What are the problems?
The first problem is that the FCs are only obligated to trade report on behalf of their NFC- counterparties; not those NFCs above the clearing thresholds. As NFCs can move above or below the clearing threshold over time, this becomes a moving target which clearly needs to be taken into consideration and monitored.
Secondly, whilst EMIR requires the reporting of all derivatives, the FC is only obliged to report OTC derivatives on behalf of their NFC- clients; not the exchange traded derivatives (ETDs). Whilst it is more likely that an NFC- will trade OTC rather than ETD, those that do trade ETD need to be aware that their counterparty is not obligated to report these and they may be required to continue reporting.
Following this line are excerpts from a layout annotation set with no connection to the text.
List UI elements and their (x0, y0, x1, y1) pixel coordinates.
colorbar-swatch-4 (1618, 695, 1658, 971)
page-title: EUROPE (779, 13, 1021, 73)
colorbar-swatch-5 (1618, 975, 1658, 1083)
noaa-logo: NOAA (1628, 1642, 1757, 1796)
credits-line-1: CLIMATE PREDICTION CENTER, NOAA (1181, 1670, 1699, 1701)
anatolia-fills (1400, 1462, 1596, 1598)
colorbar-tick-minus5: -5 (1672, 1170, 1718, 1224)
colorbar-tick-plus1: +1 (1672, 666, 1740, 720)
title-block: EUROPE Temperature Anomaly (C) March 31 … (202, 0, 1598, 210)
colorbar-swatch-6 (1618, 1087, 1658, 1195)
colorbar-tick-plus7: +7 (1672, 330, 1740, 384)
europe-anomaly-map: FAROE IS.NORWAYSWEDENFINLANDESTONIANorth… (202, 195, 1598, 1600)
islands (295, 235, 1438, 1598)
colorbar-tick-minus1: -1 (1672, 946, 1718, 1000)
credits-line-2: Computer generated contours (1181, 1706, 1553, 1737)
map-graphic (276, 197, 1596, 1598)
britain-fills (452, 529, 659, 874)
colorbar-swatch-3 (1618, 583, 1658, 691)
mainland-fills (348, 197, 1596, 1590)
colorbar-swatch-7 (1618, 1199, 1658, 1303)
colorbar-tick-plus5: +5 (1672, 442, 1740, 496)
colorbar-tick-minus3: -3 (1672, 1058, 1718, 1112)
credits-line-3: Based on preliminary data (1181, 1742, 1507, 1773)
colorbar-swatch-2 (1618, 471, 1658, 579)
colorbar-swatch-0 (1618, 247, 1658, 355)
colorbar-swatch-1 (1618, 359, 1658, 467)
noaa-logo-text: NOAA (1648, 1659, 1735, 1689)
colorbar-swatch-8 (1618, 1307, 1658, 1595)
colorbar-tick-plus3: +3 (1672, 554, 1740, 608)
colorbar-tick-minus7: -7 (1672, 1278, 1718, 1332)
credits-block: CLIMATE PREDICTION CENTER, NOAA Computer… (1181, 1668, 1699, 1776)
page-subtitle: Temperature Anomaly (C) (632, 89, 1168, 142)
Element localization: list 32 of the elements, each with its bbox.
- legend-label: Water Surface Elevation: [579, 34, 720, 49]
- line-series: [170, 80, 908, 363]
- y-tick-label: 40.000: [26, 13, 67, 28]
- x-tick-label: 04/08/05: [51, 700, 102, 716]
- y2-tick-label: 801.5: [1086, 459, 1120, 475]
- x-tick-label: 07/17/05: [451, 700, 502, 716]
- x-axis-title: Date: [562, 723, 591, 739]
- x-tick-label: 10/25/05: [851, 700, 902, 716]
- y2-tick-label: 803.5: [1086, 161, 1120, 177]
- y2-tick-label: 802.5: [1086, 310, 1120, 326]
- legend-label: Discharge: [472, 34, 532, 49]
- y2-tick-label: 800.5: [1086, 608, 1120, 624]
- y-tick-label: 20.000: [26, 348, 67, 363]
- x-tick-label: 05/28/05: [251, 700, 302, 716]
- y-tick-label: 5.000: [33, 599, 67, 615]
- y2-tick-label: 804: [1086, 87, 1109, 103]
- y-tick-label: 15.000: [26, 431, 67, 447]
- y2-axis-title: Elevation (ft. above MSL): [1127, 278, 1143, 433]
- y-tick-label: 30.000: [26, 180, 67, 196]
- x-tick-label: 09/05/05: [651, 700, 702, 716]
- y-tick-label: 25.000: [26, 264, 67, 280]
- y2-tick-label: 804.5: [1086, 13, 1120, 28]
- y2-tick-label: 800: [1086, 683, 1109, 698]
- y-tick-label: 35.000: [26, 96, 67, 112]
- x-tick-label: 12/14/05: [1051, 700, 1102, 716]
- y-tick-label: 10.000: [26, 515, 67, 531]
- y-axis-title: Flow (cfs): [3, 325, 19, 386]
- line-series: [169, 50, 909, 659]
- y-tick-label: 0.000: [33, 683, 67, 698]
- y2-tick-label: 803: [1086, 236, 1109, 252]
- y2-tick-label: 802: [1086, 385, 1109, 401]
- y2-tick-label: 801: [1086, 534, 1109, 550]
If the NFC- has to continue reporting ETDs, there will be precious little savings for them as they will have to maintain their reporting infrastructure.
To compound these issues, the NFC- may choose to continue reporting trades itself either by asset class or in total. This means their FC counterparties need to be aware of what they are required to report as a duplicate report must not be sent to a trade repository.
Trade repository migration
As there are multiple trade repositories, it is very possible that the FC and their NFC- clients will be using different repositories. It is probable that the FC will not want to report to multiple repositories as this will involve multiple contracts and workflows – it will make far more sense for the FC to send all the reports to a single trade repository. The big issue here is that it is not simply new trades from 18 June that need to be reported – it is also any modification or termination of existing contracts still open. This means that any open trades and positions will need to be migrated from the trade repository used by the NFC- to the trade repository used by the FC. The trade repositories have been busy planning for this data migration, but they cannot perform magic – it is essential that firms should inform trade repositories what reports should be migrated well in advance of 18 June.
Communication is key
It is absolutely essential that the FCs and their NFC- clients communicate and agree what needs to be reported by the FC and what needs to be provided by the NFC-. There might be a temptation by the NFC- to assume they no longer have any role to play in trade reporting as the FC is legally liable for the timely and accurate reporting. This is not the case. The NFC- has to provide the FC with “the details of the OTC derivative, which the FC cannot be reasonably expected to possess”. The latest Q&A from ESMA details ten data items that the NFC- will need to provide. In practice some of these will be ‘static’ data items that will apply to all trades and some other items may not be applicable. Perhaps the key item that the NFC- needs to consider is its Legal Entity Identifier (LEI). It is the NFC-‘s responsibility to ensure that the LEI is renewed every year – if it doesn’t, the trade report will be rejected by the trade repository.
This is not the end of Refit!
ESMA is currently consulting on changes to the Implementing Technical Standards to bring them into line with international standards proposed by CPMI IOSCO. There are many sensible proposals in this consultation, but firms may judge some of the proposed changes to be less sensible than others. We are preparing an additional blog detailing their potential impact, which could be as significant and onerous as the changes to the reporting technical standards in November 2017.